I’m about to install a power monitor on the circuit I use for EV charging so that I’ll at least know what it is for my car.
Cheers, Richard
There is the story of one EV owner and his fast-charger, who was fined by his supplier for violating his contract as the fast charger was using two or more houses worth of electrons and that was outside the contract. So it pays to be vigilant.
Why hydrogen cannot be made cheaply with surplus electricity beats me. Germany was talking about it and feeding the H2 into the gas grid.
10 years ago when we first discussed this idea, it made a lot of sense. Now more than ever.
Well Lessor there is nothing stopping you from installing an Off Grid Solution on your property (as well as retaining your On Grid system in place currently).
If you have sufficient space available of course, and if so you can exploit both systems to suit your needs (independent and fully isolated from each other).
STC’s are also available for the additional Off Grid Solution.
Something for you to consider.
Lawrence Coomber
That is a good point Lawrence. Can even implement it on a ‘micro scale’. Online catalogues of suppliers of camping and caravan gear can stimulate thinking, and there is always EBay of course.
There’s no ‘one shoe fits all’ approach – the chances of me buying an EV are pretty much zero. Might be nice to have, but I can think of better things to do with my money than tie it up in an asset that will depreciate at a very rapid rate due to technological change. Lucky to average 7 km per day travel over a year
Slightly tongue in cheek – we need a ‘pensioner model’ – one that enables them to hook up their mobility vehicles, electric scooters, electric bikes and skateboards , and send a magnificent .75 – 1.5 kwh back into grid at night-time. There is also the well proven ‘walk to shop’ strategy for those that can, which has been around for centuries
The reality is though – OZ economy is ‘likely’ to take a rather large hit in near future for numerous reasons. As well, the electricity grid is in a bad state and supply for NEXT summer is not looking good, LNP coalition seems to be permanently in ‘basket case’ mode and we’ve got another 3 years to go before next Federal election, consumer and business confidence is currently declining, plus of course unknown random ‘POTUS’ factors.
So, best strategy for most, (for the time being), still seems to be – put as much solar PV on your roof as your Local Council, State and Federal regulations allow, forget about battery until that system has either fully paid itself off or is nearing that.
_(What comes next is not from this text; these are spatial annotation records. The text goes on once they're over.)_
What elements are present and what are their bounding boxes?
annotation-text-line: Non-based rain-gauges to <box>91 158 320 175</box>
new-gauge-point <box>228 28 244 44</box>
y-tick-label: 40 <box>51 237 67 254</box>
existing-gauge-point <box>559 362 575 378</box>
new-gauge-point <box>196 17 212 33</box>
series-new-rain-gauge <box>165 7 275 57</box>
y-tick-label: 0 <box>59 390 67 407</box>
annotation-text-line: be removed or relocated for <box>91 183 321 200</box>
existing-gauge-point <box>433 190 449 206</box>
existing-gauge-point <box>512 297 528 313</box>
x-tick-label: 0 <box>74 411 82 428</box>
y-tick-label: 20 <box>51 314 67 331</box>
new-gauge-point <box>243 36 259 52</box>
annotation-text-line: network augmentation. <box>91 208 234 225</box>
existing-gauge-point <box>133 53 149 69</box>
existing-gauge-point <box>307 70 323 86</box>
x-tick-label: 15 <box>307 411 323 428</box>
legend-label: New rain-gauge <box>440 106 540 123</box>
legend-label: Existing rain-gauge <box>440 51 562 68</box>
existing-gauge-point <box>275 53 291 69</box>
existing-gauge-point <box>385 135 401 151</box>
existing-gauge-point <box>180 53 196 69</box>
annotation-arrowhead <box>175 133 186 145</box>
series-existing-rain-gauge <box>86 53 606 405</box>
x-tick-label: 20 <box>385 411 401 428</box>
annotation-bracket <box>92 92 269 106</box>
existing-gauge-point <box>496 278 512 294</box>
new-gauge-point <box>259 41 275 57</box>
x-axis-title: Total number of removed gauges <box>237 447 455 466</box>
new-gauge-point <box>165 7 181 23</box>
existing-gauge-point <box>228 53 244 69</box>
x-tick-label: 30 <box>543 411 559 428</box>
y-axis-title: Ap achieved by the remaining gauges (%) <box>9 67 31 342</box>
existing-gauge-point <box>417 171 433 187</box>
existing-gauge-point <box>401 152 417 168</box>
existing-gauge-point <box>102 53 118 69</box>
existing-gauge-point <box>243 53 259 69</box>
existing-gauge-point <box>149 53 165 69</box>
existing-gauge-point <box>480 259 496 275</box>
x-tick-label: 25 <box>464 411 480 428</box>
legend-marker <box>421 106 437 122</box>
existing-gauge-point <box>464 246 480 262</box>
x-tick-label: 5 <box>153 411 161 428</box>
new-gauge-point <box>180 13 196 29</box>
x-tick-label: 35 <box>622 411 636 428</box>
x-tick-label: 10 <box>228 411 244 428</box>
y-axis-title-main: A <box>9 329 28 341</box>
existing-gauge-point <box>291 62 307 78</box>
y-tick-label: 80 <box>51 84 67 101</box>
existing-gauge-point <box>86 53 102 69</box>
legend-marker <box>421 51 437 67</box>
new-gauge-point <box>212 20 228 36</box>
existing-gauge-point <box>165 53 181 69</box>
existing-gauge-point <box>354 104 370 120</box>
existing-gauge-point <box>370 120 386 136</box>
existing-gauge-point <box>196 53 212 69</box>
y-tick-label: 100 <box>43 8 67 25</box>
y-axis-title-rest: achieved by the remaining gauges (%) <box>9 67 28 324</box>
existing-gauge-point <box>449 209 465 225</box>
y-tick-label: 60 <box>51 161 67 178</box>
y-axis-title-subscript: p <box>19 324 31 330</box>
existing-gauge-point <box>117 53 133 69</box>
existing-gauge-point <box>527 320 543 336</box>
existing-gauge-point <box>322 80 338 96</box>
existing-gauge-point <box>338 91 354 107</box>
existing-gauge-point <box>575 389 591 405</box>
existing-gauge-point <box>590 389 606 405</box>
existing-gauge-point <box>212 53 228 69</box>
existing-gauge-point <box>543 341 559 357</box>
EV’s are probably worthwhile for some, depends on how much travel they do, family size, their job location etc, plus helps them reduce unexpected ‘oil price shock’ impacts due to sudden supply disruption.
Well for unqualified DIY practitioners – yes you are right Des Scahill in saying:-
“Online catalogues of suppliers of camping and caravan gear can stimulate thinking, and there is always EBay of course.”
But there won’t be any STC eligibility for going down that amatuer route, and for those who do, it is highly likely the odd head or two will be blown off once unqualified people start assembling higher voltage and capacity design battery stacks.
Definitely not recommended practice.
Lawrence Coomber
I don’t know if this is the right space but not thing hangs around my brain since we have a new car:
I have purchased the Solaredge EV Charging Single Phase Inverter 5.5kW and I own a Nissan Leaf 2020.
As the inverter is handling the charge for the EV and at the same time is capable of charging an added external battery (like the LG Chem) and can also manage the energy demand by using the saved energy from the external battery. In my opinion the inverter is just one app away from using the battery in the car (40kW) to run the house energy demand without using the much smaller external battery (8-13kW).
The Nissan Leaf is also the car that allows the use for EV2X or EV2Home.
I ca’t understand why SolarEdge not offer this opportunity/app that would make sense to (at least ) all Nissan Leaf owners? It’s a nobrainer.
What difference does is make to take the energy from an EV which is designated for it or the house battery pack to run the house energy demand when solar is providing not enough supply.